PHP web site compromised

Nothing but it probably shouldn't be possible to cause your whole interpreter to segfault due to incorrect use of an API. That's a violation of the layers. If I want segfaults I'll program in C. Otherwise I expect to get errors at the standard level of abstraction of the language, so that e.g. I get a stack trace of _my_ code at the time of the error, not a stack trace of the interpreter.

I think the complaint about XSRF etc is there because PHP was intended to be used to create websites and not much else, so lacking essential tools for creating secure websites seems like a valid criticism. It's incredibly rare to see it used for anything else. If it's not ready for website creation out of the box, what is it ready for?

As for sort vs rsort, there are 12 slightly different sort functions mentioned in that post.

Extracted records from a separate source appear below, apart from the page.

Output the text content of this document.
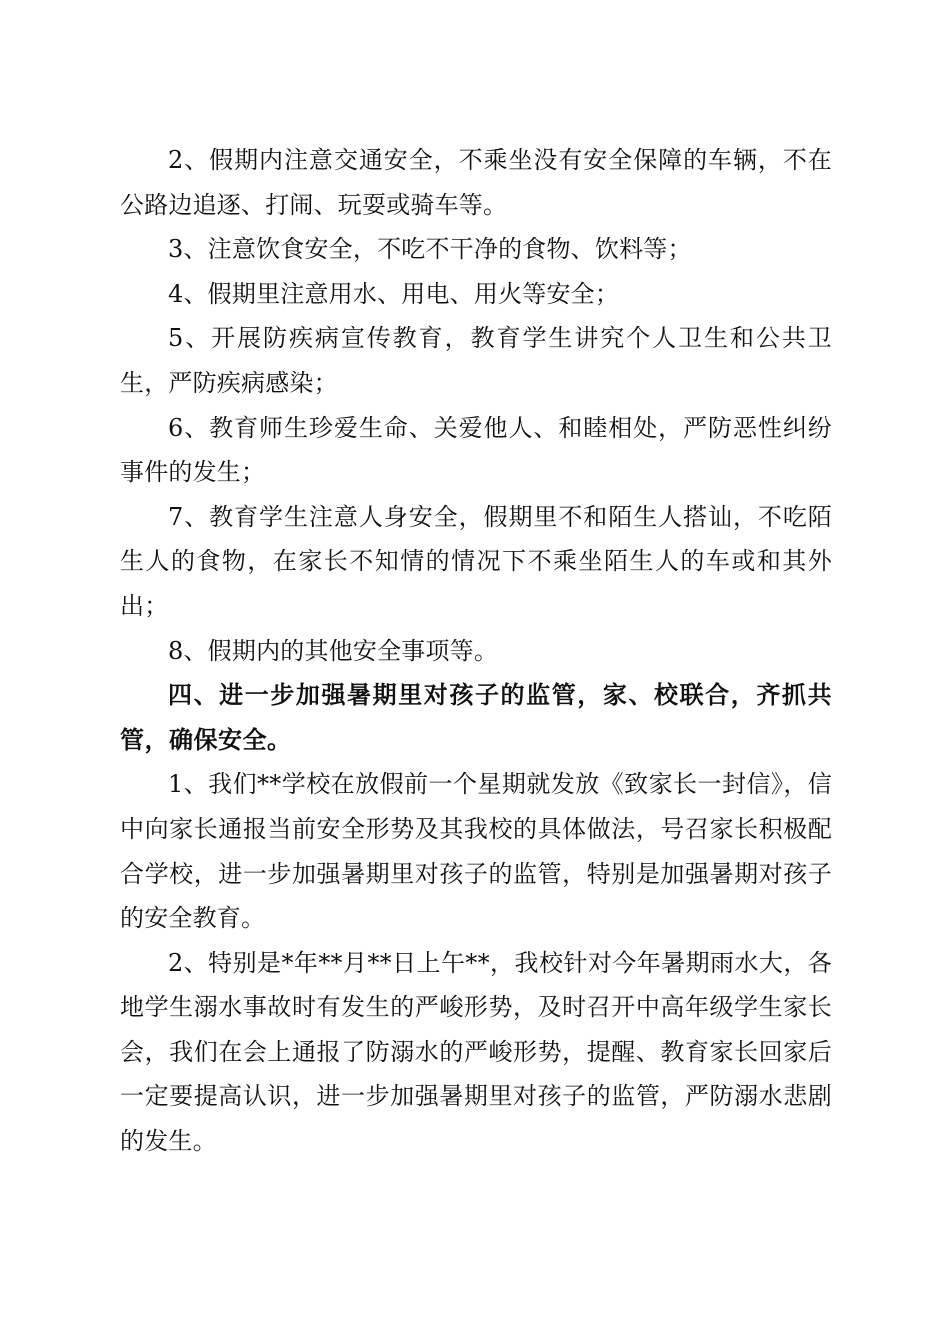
2、假期内注意交通安全，不乘坐没有安全保障的车辆，不在公路边追逐、打闹、玩耍或骑车等。

3、注意饮食安全，不吃不干净的食物、饮料等；

4、假期里注意用水、用电、用火等安全；

5、开展防疾病宣传教育，教育学生讲究个人卫生和公共卫生，严防疾病感染；

6、教育师生珍爱生命、关爱他人、和睦相处，严防恶性纠纷事件的发生；

7、教育学生注意人身安全，假期里不和陌生人搭讪，不吃陌生人的食物，在家长不知情的情况下不乘坐陌生人的车或和其外出；

8、假期内的其他安全事项等。

四、进一步加强暑期里对孩子的监管，家、校联合，齐抓共管，确保安全。

1、我们**学校在放假前一个星期就发放《致家长一封信》，信中向家长通报当前安全形势及其我校的具体做法，号召家长积极配合学校，进一步加强暑期里对孩子的监管，特别是加强暑期对孩子的安全教育。

2、特别是*年**月**日上午**，我校针对今年暑期雨水大，各地学生溺水事故时有发生的严峻形势，及时召开中高年级学生家长会，我们在会上通报了防溺水的严峻形势，提醒、教育家长回家后一定要提高认识，进一步加强暑期里对孩子的监管，严防溺水悲剧的发生。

Most other languages have 1 (maybe 2: in-place vs copy) and a way to make it behave as needed (PHP's usort, essentially). Yes, some of those 12 only exist to provide "a" and "k" versions but what about natcasesort? What if you want to do an ksort but use the same criteria as natcasesort, in reverse?

This shows a lack of wisdom and good taste (or even just an ability to copy what's done well in other languages).

I've worked with people who will happily just copy that chunk of code from X to Y and modify one line instead of stopping to think how to making a function out of it. These people always have a host of other bad practices and in some cases have written such terrible code that I've actually spent more time dealing with it and fixing it than if I'd just written it from scratch myself.

PHP's API has exactly that feel about it.